02 情報科学科

いろんな分野の人が使える共通の仕組みを作りたい!

Presenter

情報科学科

情報理工学系研究科 コンピュータ科学専攻

  • 平木研究室 修士課程2年 中村晃一さん

入学時、実は物理学科を目指していた。 必要に迫られ、天体のシミュレーションのプログラムを書いたり、所属していた物理学研究会において有限要素法というシミュレーションのアルゴリズムをやるうち「だんだんコンピュータのほうにのめり込んで、こっちのほうが面白くなってきてしまったんです(笑)」。 そして今ではコンピュータの側から理学全般を見つめる。

情報科学科が取り上げるテーマは多岐にわたる。計算に関する数学的基礎理論、アルゴリズムの研究、ハードウエア・ソフトウエアの研究……。なかでも、中村晃一さんの所属する研究室が取り組んでいるのは、計算機の高速化だ。

「計算機には"万能性"があって、四則演算、条件分岐、データの格納・移動という基本的な機能を備えていれば、原理的にはあらゆる計算を行わせることができます。でも実際には時間がかかりすぎて、できないことが多い。それを可能にするため、高速化は重要なのです」

今の計算機でも速度は不十分。世界一の処理速度を誇るスパコン「京」ですら「気象・地震・宇宙など複雑な対象のシミュレーションでは速度が足りない場面が多い」のだそうだ。ハードとソフトの両面から計算機の高速化を図る研究が求められている。そんななか、中村さんが手がけるのはコンパイラだ。
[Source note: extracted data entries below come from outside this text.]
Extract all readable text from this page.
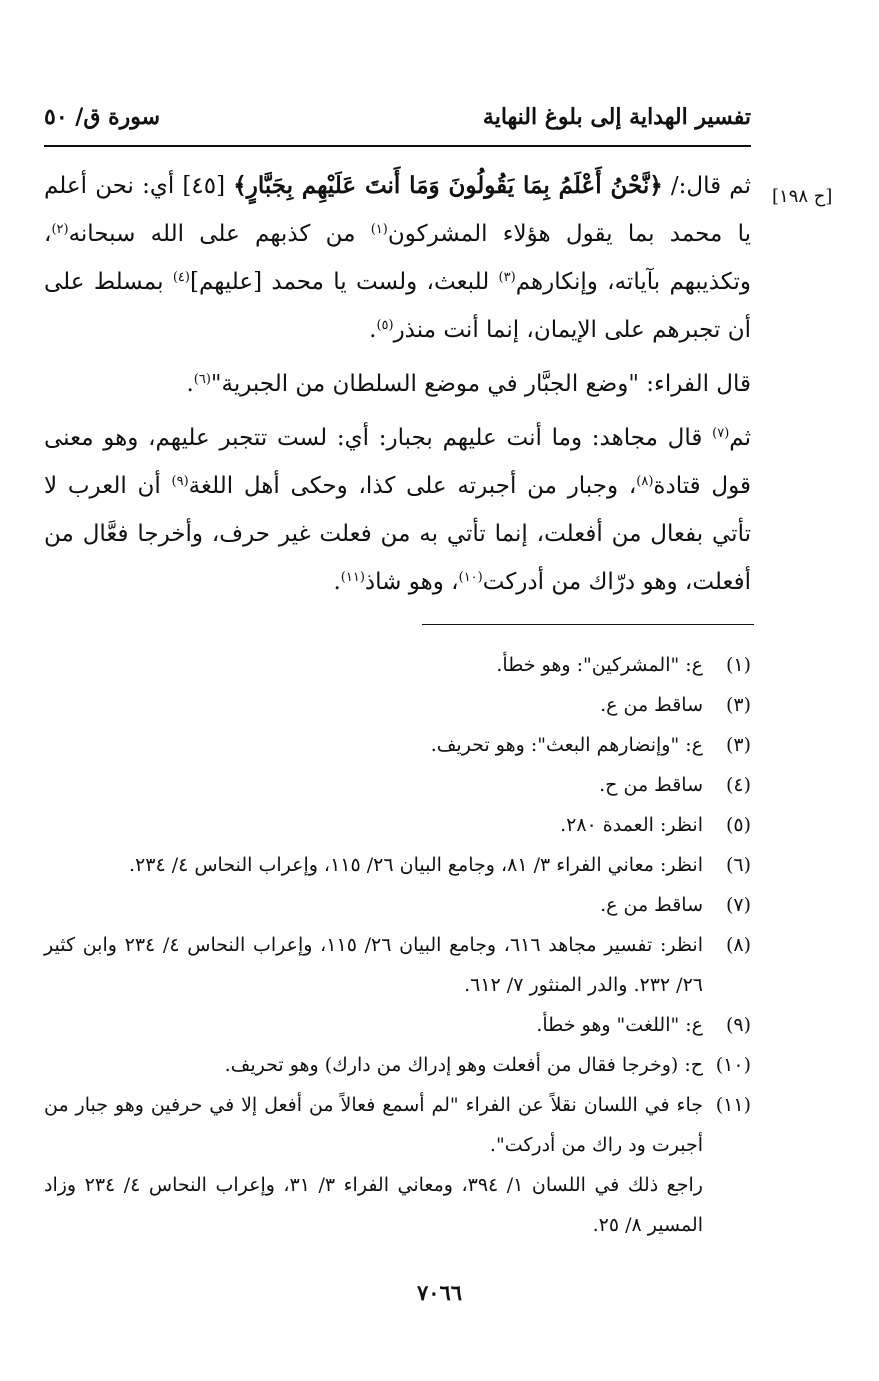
تفسير الهداية إلى بلوغ النهاية
سورة ق/ ٥٠
[ح ١٩٨]

ثم قال:/ ﴿نَّحْنُ أَعْلَمُ بِمَا يَقُولُونَ وَمَا أَنتَ عَلَيْهِم بِجَبَّارٍ﴾ [٤٥] أي: نحن أعلم يا محمد بما يقول هؤلاء المشركون$^{(١)}$ من كذبهم على الله سبحانه$^{(٢)}$، وتكذيبهم بآياته، وإنكارهم$^{(٣)}$ للبعث، ولست يا محمد [عليهم]$^{(٤)}$ بمسلط على أن تجبرهم على الإيمان، إنما أنت منذر$^{(٥)}$.

قال الفراء: "وضع الجبَّار في موضع السلطان من الجبرية"$^{(٦)}$.

ثم$^{(٧)}$ قال مجاهد: وما أنت عليهم بجبار: أي: لست تتجبر عليهم، وهو معنى قول قتادة$^{(٨)}$، وجبار من أجبرته على كذا، وحكى أهل اللغة$^{(٩)}$ أن العرب لا تأتي بفعال من أفعلت، إنما تأتي به من فعلت غير حرف، وأخرجا فعَّال من أفعلت، وهو درّاك من أدركت$^{(١٠)}$، وهو شاذ$^{(١١)}$.

(١)
ع: "المشركين": وهو خطأ.
(٣)
ساقط من ع.
(٣)
ع: "وإنضارهم البعث": وهو تحريف.
(٤)
ساقط من ح.
(٥)
انظر: العمدة ٢٨٠.
(٦)
انظر: معاني الفراء ٣/ ٨١، وجامع البيان ٢٦/ ١١٥، وإعراب النحاس ٤/ ٢٣٤.
(٧)
ساقط من ع.
(٨)
انظر: تفسير مجاهد ٦١٦، وجامع البيان ٢٦/ ١١٥، وإعراب النحاس ٤/ ٢٣٤ وابن كثير ٢٦/ ٢٣٢. والدر المنثور ٧/ ٦١٢.
(٩)
ع: "اللغت" وهو خطأ.
(١٠)
ح: (وخرجا فقال من أفعلت وهو إدراك من دارك) وهو تحريف.
(١١)
جاء في اللسان نقلاً عن الفراء "لم أسمع فعالاً من أفعل إلا في حرفين وهو جبار من أجبرت ود راك من أدركت".
راجع ذلك في اللسان ١/ ٣٩٤، ومعاني الفراء ٣/ ٣١، وإعراب النحاس ٤/ ٢٣٤ وزاد المسير ٨/ ٢٥.
٧٠٦٦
「簡単に言うと、人間の書いたプログラミング言語を、コンピュータが直接実行できるように機械語に翻訳するソフトウエアです。コンピュータも複雑になってくると、万単位のプロセッサがあります。そのすべてを意識してプログラムは書けないので、各プロセッサに自動的に並列化する技術が重要になってくるんです」

高速化を求めているのはどの分野でも同様。だがすべての分野に通用する万能の最適化の方法はないという。だから中村さんは、研究の過程で国内外を飛び回り、この1年だけでも、天文学、物理学、化学のスペシャリストとディスカッションし、各領域に応じた高速化を見出そうとしている。だが、目指すのは"プログラムを高速化させる職人"ではない。
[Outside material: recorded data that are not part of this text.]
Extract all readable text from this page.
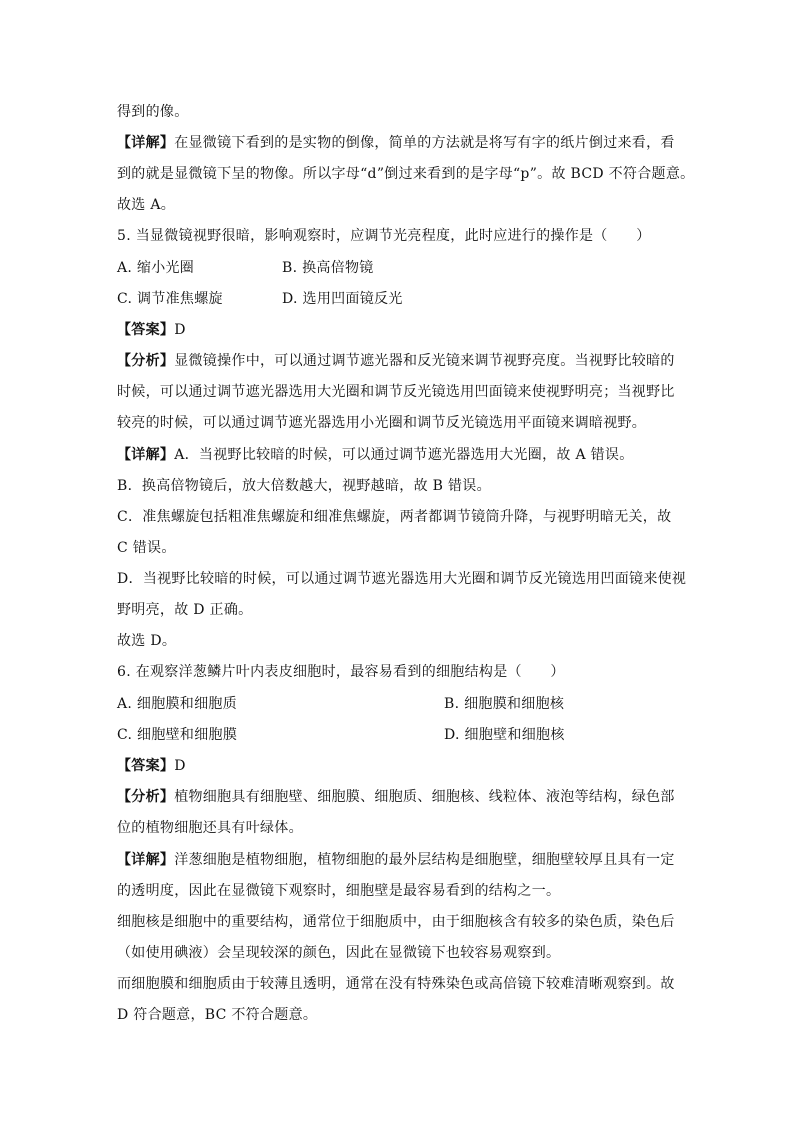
得到的像。
【详解】在显微镜下看到的是实物的倒像，简单的方法就是将写有字的纸片倒过来看，看
到的就是显微镜下呈的物像。所以字母“d”倒过来看到的是字母“p”。故 BCD 不符合题意。
故选 A。
5. 当显微镜视野很暗，影响观察时，应调节光亮程度，此时应进行的操作是（　　）
A. 缩小光圈	B. 换高倍物镜
C. 调节准焦螺旋	D. 选用凹面镜反光
【答案】D
【分析】显微镜操作中，可以通过调节遮光器和反光镜来调节视野亮度。当视野比较暗的
时候，可以通过调节遮光器选用大光圈和调节反光镜选用凹面镜来使视野明亮；当视野比
较亮的时候，可以通过调节遮光器选用小光圈和调节反光镜选用平面镜来调暗视野。
【详解】A．当视野比较暗的时候，可以通过调节遮光器选用大光圈，故 A 错误。
B．换高倍物镜后，放大倍数越大，视野越暗，故 B 错误。
C．准焦螺旋包括粗准焦螺旋和细准焦螺旋，两者都调节镜筒升降，与视野明暗无关，故
C 错误。
D．当视野比较暗的时候，可以通过调节遮光器选用大光圈和调节反光镜选用凹面镜来使视
野明亮，故 D 正确。
故选 D。
6. 在观察洋葱鳞片叶内表皮细胞时，最容易看到的细胞结构是（　　）
A. 细胞膜和细胞质	B. 细胞膜和细胞核
C. 细胞壁和细胞膜	D. 细胞壁和细胞核
【答案】D
【分析】植物细胞具有细胞壁、细胞膜、细胞质、细胞核、线粒体、液泡等结构，绿色部
位的植物细胞还具有叶绿体。
【详解】洋葱细胞是植物细胞，植物细胞的最外层结构是细胞壁，细胞壁较厚且具有一定
的透明度，因此在显微镜下观察时，细胞壁是最容易看到的结构之一。
细胞核是细胞中的重要结构，通常位于细胞质中，由于细胞核含有较多的染色质，染色后
（如使用碘液）会呈现较深的颜色，因此在显微镜下也较容易观察到。
而细胞膜和细胞质由于较薄且透明，通常在没有特殊染色或高倍镜下较难清晰观察到。故
D 符合题意，BC 不符合题意。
「情報科学の専門家しかそれができないなら、そこに科学の各分野の発展が左右されてしまいます。わたしは、これまで情報科学者の専売特許だったコンパイラを、専門分野の人たちがそれぞれ自分の知識に基づいて、専用で自ら作れるようなベースをつくりたいんです」

まずは専用の言語をつくり、人間と計算機が対話しながら適切なプログラミングができる仕組みをつくる。夢のような話だが、中村さん、「かなり手ごたえはあります」と力強く言った。

中村さんが所属する平木研究室でつくったオリジナルの基板。自身の「コンパイラの最適化の仕組みを追究する」というテーマとは直接は関係ないが、「情報科学を象徴するものですから(笑)」。実はファンの下にあるプロセッサも平木研究室で開発し、2010年に省電力で世界一になったもの。なるほど研究室には、基板や謎のマシンがゴロゴロしている。